An Indian entity qualifies for IRC section 7873 treatment if
three tests are met:
- The entity must be engaged in a fishing rights-related
activity of the tribe.
- Qualified Indian tribes, members of the tribes or their
spouses must own all equity interests in the entity.
- Substantially all the management functions of the entity
must be performed by members of qualified Indian tribes.
If the entity engages in substantial processing or
transporting of fish, then at least 90 percent of the
annual gross receipts must be from the exercise of
protected fishing rights-related activities of one or
more qualified Indian tribes each owning at least 10
percent of the equity in the entity. A qualified Indian
entity may be organized as a corporation, partnership or
other business form. For the purpose of meeting the 10
percent test, equity interests owned by a member (or
spouse of a member) of a qualified Indian tribe is
treated as owned by the tribe.
Michigan Treatment
The Michigan Income Tax Act [MCL 206.30(1); MSA 7.557(130)(1)]

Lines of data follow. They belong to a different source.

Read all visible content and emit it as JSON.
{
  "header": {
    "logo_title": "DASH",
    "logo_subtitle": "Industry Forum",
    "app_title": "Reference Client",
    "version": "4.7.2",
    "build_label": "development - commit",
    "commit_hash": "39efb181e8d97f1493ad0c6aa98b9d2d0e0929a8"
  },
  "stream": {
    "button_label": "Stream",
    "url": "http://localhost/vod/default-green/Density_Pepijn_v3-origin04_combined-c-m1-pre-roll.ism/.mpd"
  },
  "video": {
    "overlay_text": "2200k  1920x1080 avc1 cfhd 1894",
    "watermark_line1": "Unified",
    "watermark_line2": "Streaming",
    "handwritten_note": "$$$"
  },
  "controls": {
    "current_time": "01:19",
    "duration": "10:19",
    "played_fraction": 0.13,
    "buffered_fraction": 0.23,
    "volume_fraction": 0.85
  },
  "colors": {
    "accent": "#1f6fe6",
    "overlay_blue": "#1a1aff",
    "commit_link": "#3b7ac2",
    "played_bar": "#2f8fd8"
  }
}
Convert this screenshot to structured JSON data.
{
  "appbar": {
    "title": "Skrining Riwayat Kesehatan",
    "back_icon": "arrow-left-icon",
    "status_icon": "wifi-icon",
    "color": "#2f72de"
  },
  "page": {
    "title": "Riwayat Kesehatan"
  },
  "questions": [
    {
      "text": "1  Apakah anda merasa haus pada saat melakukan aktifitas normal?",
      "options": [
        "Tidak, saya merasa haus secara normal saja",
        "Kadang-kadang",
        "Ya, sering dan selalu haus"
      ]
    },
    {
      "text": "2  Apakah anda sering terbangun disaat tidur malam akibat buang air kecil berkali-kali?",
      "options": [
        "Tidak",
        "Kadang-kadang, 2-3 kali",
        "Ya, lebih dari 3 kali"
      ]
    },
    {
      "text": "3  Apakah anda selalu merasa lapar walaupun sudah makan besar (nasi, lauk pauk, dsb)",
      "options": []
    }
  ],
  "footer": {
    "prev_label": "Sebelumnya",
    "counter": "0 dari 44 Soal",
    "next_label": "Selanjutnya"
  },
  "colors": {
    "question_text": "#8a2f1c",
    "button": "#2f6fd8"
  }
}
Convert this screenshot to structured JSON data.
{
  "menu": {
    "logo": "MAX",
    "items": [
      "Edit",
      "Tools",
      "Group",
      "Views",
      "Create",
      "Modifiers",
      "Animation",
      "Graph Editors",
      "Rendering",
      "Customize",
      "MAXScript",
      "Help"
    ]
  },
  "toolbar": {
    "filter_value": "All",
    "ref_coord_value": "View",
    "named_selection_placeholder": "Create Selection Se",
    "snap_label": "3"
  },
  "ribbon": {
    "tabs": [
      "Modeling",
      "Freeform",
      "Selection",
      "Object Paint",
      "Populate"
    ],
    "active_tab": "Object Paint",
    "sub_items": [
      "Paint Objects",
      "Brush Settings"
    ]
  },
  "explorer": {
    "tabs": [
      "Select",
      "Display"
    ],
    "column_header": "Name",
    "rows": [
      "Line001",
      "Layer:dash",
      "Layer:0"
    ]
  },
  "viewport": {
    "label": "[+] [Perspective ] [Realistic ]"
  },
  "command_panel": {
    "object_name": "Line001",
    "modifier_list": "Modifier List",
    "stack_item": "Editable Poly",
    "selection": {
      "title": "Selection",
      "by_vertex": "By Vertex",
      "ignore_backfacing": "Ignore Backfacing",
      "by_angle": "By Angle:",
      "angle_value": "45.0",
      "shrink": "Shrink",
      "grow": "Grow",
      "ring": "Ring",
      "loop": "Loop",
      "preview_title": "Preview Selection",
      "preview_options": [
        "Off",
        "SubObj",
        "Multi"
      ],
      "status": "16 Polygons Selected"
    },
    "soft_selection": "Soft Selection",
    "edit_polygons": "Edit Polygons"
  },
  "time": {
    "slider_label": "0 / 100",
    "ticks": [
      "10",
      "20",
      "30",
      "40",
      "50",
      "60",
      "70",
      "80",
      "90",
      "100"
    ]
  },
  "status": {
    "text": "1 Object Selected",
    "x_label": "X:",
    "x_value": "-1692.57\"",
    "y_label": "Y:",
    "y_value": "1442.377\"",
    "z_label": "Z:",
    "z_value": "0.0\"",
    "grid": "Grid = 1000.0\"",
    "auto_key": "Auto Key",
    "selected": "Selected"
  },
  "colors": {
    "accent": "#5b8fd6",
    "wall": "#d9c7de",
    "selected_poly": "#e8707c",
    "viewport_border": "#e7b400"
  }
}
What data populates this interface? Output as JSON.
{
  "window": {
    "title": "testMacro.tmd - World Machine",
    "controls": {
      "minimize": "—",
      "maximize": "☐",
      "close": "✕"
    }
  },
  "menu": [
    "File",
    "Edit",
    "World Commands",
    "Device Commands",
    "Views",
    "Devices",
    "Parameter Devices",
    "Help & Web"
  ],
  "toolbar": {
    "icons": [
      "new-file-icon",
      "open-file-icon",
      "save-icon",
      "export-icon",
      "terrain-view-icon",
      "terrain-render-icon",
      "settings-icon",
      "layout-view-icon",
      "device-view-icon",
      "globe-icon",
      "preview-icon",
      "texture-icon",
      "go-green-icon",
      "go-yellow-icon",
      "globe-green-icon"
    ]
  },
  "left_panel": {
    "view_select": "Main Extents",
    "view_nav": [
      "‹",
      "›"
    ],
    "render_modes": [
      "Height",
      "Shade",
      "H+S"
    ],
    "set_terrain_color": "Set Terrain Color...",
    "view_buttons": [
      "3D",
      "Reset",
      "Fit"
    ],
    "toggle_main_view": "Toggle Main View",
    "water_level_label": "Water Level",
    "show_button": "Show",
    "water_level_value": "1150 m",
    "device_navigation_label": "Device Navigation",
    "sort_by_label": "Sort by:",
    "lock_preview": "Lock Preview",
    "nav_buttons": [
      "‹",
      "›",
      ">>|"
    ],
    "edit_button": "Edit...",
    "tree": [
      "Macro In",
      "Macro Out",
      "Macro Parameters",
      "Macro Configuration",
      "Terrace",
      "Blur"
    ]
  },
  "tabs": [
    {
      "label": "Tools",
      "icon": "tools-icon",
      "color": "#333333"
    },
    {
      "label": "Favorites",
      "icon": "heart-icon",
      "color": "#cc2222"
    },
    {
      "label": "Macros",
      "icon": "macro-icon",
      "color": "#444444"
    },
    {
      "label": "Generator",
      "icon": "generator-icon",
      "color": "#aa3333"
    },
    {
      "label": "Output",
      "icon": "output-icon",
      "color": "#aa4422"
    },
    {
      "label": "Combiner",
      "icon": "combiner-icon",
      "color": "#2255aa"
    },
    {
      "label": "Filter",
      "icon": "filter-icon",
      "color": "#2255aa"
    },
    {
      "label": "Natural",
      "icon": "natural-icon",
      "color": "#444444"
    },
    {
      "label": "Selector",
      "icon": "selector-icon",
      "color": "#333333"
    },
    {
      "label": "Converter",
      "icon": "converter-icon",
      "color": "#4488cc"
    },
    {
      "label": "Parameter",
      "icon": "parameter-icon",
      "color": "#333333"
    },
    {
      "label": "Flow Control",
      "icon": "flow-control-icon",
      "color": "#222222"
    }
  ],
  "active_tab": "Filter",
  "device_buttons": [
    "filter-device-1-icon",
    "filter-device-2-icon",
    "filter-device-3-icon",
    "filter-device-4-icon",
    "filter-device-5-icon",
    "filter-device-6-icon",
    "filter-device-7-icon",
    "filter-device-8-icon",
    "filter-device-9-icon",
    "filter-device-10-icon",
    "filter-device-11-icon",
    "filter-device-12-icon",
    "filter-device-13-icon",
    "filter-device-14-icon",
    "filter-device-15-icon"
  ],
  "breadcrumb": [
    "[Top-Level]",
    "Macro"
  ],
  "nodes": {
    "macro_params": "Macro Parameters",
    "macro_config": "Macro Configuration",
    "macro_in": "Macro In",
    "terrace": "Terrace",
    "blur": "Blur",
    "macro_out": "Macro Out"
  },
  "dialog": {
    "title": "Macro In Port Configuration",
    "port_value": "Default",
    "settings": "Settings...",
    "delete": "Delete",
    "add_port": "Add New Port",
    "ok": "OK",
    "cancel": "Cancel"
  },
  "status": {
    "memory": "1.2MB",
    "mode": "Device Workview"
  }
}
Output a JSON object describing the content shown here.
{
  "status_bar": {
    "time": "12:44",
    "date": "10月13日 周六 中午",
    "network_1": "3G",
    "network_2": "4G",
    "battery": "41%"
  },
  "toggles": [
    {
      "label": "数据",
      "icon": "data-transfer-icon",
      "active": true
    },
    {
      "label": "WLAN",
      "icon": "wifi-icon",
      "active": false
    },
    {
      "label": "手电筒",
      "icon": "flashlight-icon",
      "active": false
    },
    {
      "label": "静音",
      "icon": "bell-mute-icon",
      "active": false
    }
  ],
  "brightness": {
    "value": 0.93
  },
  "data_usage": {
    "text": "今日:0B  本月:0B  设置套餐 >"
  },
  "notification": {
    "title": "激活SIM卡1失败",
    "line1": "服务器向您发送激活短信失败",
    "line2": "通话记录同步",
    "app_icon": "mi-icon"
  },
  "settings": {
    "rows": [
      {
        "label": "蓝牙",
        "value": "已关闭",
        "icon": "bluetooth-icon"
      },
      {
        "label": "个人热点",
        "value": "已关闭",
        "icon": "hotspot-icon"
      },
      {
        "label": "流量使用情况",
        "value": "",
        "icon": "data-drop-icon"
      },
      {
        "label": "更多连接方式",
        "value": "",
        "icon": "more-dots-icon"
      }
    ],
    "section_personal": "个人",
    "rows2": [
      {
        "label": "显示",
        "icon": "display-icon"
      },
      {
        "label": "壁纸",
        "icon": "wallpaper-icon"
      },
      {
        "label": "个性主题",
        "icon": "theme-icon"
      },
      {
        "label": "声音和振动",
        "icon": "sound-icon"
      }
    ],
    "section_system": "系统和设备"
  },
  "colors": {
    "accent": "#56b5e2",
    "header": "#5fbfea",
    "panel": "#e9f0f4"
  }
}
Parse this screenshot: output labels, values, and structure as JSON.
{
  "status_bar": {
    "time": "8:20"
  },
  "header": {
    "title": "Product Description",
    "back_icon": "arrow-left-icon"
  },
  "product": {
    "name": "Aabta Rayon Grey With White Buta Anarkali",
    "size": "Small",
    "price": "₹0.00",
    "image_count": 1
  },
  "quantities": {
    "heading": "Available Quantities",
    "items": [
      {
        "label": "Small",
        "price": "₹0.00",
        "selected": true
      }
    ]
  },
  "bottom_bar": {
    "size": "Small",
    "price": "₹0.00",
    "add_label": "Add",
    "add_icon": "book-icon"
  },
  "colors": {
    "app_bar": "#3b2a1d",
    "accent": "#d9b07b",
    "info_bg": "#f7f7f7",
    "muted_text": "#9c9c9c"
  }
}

defines taxable income as adjusted gross income as defined in the
Internal Revenue Code subject to certain adjustments. By virtue
of IRC section 7873, fishing rights-related activity income is
specifically excluded from the computation of gross income for
federal income tax purposes. Therefore, this income is not
included in the computation of Michigan taxable income base.
For taxable years before 1988, this income was includible in
the computation of adjusted gross income and was taxable. A
taxpayer who has filed a prior year return and paid tax on exempt
fishing rights-related income may file an amended return and
claim a refund. Section 27a(2) of the Revenue Act [MCL
205.27a(2); MSA 7.657(27a)(2)] permits a taxpayer to file an
amended return to claim a refund of taxes overpaid. The amended
return must be filed within 4 years from the date set for filing
the original return.
An assessment previously issued by the Department that is
based on fishing rights-related activity income shall, to the
extent that it remains unpaid, be cancelled or adjusted. Claims
for adjustment to assessments based upon fishing rights-related
activity income must be substantiated by the taxpayer.
Household Income
For purposes of computing a property tax credit, farmland
preservation tax credit, or home heating credit, income from
fishing rights-related activities, whether or not exempt under
federal law from state taxation, is includible in the computation
of household income. (See MCL 206.510; MSA 7.557(1510).)